Reduta Dobrego Imienia w swoim komunikacie przekazała, że wspiera redaktor Cyntię Harasim w jej pozwie przeciwko Marcie Lempart i Klementynie Suchanow, aktywistkom tzw. Strajku Kobiet, o naruszenie dóbr osobistych.

Pozew dotyczy sytuacji z dnia 24 listopada 2020 roku. Wówczas w Warszawie Marta Lempart i Klementyna Suchanow zorganizowały konferencję prasową w związku z organizowanymi przez nie manifestacjami w ramach "Strajku Kobiet".

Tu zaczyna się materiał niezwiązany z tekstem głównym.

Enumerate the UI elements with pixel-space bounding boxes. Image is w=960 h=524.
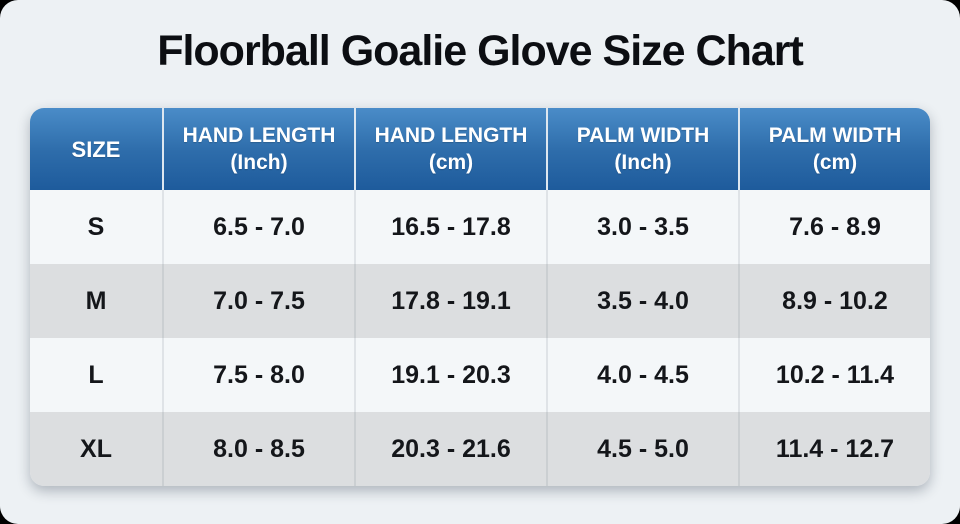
- cell-hand-length-inch: 8.0 - 8.5: [162, 412, 354, 486]
- cell-hand-length-cm: 17.8 - 19.1: [354, 264, 546, 338]
- cell-palm-width-inch: 4.5 - 5.0: [546, 412, 738, 486]
- cell-hand-length-inch: 7.5 - 8.0: [162, 338, 354, 412]
- table-row-size-xl: XL 8.0 - 8.5 20.3 - 21.6 4.5 - 5.0 11.4 …: [30, 412, 930, 486]
- cell-size: XL: [80, 434, 112, 463]
- column-header-label: HAND LENGTH: [374, 124, 528, 147]
- column-header-size: SIZE: [30, 108, 162, 190]
- column-header-label: SIZE: [71, 136, 121, 162]
- table-header-row: SIZE HAND LENGTH (Inch) HAND LENGTH (cm)…: [30, 108, 930, 190]
- cell-hand-length-inch: 7.0 - 7.5: [162, 264, 354, 338]
- cell-palm-width-inch: 4.0 - 4.5: [546, 338, 738, 412]
- column-header-palm-width-inch: PALM WIDTH (Inch): [546, 108, 738, 190]
- cell-hand-length-cm: 16.5 - 17.8: [354, 190, 546, 264]
- cell-palm-width-inch: 3.0 - 3.5: [546, 190, 738, 264]
- cell-hand-length-cm: 19.1 - 20.3: [354, 338, 546, 412]
- cell-size: S: [87, 212, 105, 241]
- cell-palm-width-cm: 8.9 - 10.2: [738, 264, 930, 338]
- table-row-size-m: M 7.0 - 7.5 17.8 - 19.1 3.5 - 4.0 8.9 - …: [30, 264, 930, 338]
- cell-hand-length-inch: 6.5 - 7.0: [162, 190, 354, 264]
- column-header-palm-width-cm: PALM WIDTH (cm): [738, 108, 930, 190]
- column-header-sublabel: (cm): [428, 151, 474, 174]
- cell-palm-width-cm: 7.6 - 8.9: [738, 190, 930, 264]
- column-header-hand-length-inch: HAND LENGTH (Inch): [162, 108, 354, 190]
- column-header-hand-length-cm: HAND LENGTH (cm): [354, 108, 546, 190]
- page-title: Floorball Goalie Glove Size Chart: [157, 27, 804, 75]
- column-header-sublabel: (Inch): [230, 151, 288, 174]
- cell-palm-width-cm: 11.4 - 12.7: [738, 412, 930, 486]
- cell-palm-width-inch: 3.5 - 4.0: [546, 264, 738, 338]
- column-header-label: HAND LENGTH: [182, 124, 336, 147]
- table-row-size-l: L 7.5 - 8.0 19.1 - 20.3 4.0 - 4.5 10.2 -…: [30, 338, 930, 412]
- cell-size: M: [85, 286, 107, 315]
- column-header-label: PALM WIDTH: [768, 124, 902, 147]
- cell-size: L: [88, 360, 104, 389]
- column-header-label: PALM WIDTH: [576, 124, 710, 147]
- cell-palm-width-cm: 10.2 - 11.4: [738, 338, 930, 412]
- table-row-size-s: S 6.5 - 7.0 16.5 - 17.8 3.0 - 3.5 7.6 - …: [30, 190, 930, 264]
- cell-hand-length-cm: 20.3 - 21.6: [354, 412, 546, 486]
- column-header-sublabel: (cm): [812, 151, 858, 174]
- size-chart-table: SIZE HAND LENGTH (Inch) HAND LENGTH (cm)…: [30, 108, 930, 486]
- table-body: S 6.5 - 7.0 16.5 - 17.8 3.0 - 3.5 7.6 - …: [30, 190, 930, 486]
- column-header-sublabel: (Inch): [614, 151, 672, 174]
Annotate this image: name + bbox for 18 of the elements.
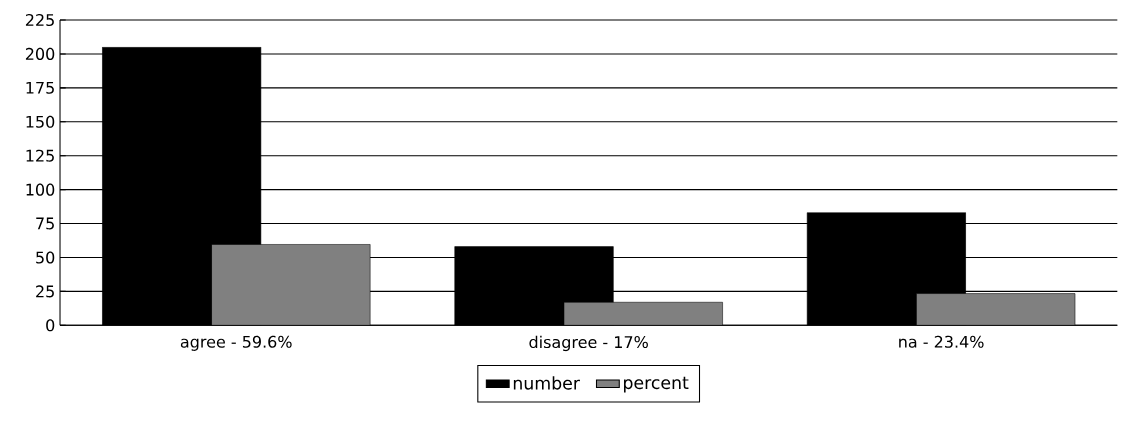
legend-label: number xyxy=(513,376,580,390)
x-tick-label: na - 23.4% xyxy=(899,335,984,348)
y-tick-label: 100 xyxy=(26,183,55,196)
x-tick-label: agree - 59.6% xyxy=(180,335,292,351)
y-tick-label: 25 xyxy=(36,285,54,298)
y-tick-label: 225 xyxy=(25,13,54,27)
y-tick-label: 50 xyxy=(36,251,55,264)
y-tick-label: 200 xyxy=(25,47,55,60)
bar xyxy=(563,301,723,326)
x-tick-label: disagree - 17% xyxy=(529,335,648,352)
y-tick-label: 150 xyxy=(26,115,55,128)
y-tick-label: 175 xyxy=(26,81,54,94)
bar xyxy=(211,244,371,326)
legend-label: percent xyxy=(624,376,689,393)
y-tick-label: 125 xyxy=(26,149,54,162)
y-tick-label: 75 xyxy=(36,217,54,230)
bar xyxy=(916,293,1076,326)
y-tick-label: 0 xyxy=(46,319,55,332)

"Redaktor Cyntia Harasim, dziennikarka +Gazety Polskiej+, podczas wypełniania obowiązków służbowych wraz z innymi dziennikarzami nie została wpuszczona na tę konferencję" - wyjaśniła Reduta Dobrego Imienia.

Jak podkreślono, w trakcie zdarzenia, stojąc przed drzwiami prowadzącymi na konferencję, redaktor Harasim "doznała naruszenia jej nietykalności osobistej, fizycznych uszkodzeń ciała, w efekcie czego konieczne stało się leczenie powódki".

"Równocześnie Pani Cyntia Harasim i pozostali dziennikarze zostali wyzwani przez p. Klementynę Suchanow z tzw. Strajku Kobiet od +psów+ – czym naruszono również dobre imię dziennikarki" - poinformowała Reduta Dobrego Imienia.

Jak zaznaczyła dziennikarce "GP", uniemożliwiono pełnienie zadań dziennikarskich, a naruszenie dóbr osobistych spowodowało, że Reduta Dobrego Imienia postanowiła ją wesprzeć dziennikarkę.

W pozwie domaga się ona publicznych przeprosin i odszkodowania w wysokości 22 tys. zł tytułem odszkodowania za zwrot kosztów leczenia. Dodatkowo, red. Harasim domaga się zasądzenia od pozwanych Marty Lempart i Klementyny Suchanow kwoty 30 tys. złotych na cel społeczny. "Reduta Dobrego Imienia wspiera polską obywatelkę, której dobra osobiste zostały naruszone" - czytamy w komunikacie.